DER RING DES NIBELUNGEN (une suite de MUNICH…): DE BECKHAM À WAGNER, UNE RÊVERIE

Broomhilda c’est le nom de la femme que le héros King Schultz du dernier Tarantino (“Django Unchained”) s’est juré de retrouver…Pas étonnant que régulièrement on pense à Tarantino pour un Ring. Voilà un artiste qui saurait donner à l’histoire un autre point de vue, totalement déjanté, et totalement juste en même temps, car il est à la fois  lecteur/montreur  et  démonteur de nos mythes.
Et pourtant, ce matin c’est un autre mythe qui m’a plongé dans mon Ring.  Ce matin en effet une nouvelle m’a laissé rêveur…David Beckham arrive au Paris-Saint-Germain. C’est un footballeur, il va donc légitimement jouer au foot à Paris. Si mes occupations wagnériennes me tiennent loin des stades, je sais qui est Beckham et je sais surtout qu’il n’est plus si jeune…Mais, en ces temps d’E.P.O, tout est possible aujourd’hui.

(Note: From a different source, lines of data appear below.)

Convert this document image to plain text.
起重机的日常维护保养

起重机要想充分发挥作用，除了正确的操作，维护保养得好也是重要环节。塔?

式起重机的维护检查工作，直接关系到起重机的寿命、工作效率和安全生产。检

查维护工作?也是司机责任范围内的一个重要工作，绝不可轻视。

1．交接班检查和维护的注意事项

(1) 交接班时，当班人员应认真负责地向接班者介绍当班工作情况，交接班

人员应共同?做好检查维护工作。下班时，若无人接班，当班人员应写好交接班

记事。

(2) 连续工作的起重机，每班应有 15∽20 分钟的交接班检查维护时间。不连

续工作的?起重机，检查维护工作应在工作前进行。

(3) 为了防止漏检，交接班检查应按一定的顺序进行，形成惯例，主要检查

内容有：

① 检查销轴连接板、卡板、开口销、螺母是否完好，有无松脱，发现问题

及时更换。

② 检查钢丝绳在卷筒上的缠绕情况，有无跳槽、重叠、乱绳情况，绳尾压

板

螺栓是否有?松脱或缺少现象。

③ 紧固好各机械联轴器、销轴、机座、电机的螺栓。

Écoutant avec toute l’attention voulue France Inter, j’apprends qu’il arrive non pour jouer, mais pour rester sur le banc de touche, qu’il ne reste que cinq mois, que les sommes mises en jeu sont secrètes, mais vont généreusement alimenter les caisses d’associations caritatives (la star est grande: elle a l’or et n’a pas renoncé à l’amour) et qu’il va servir de produit d’appel pour faire rentrer l’Or au Paris Saint Germain. Dans le langage du jour, on appelle cela une icône…et tout cela m’a fait rêver….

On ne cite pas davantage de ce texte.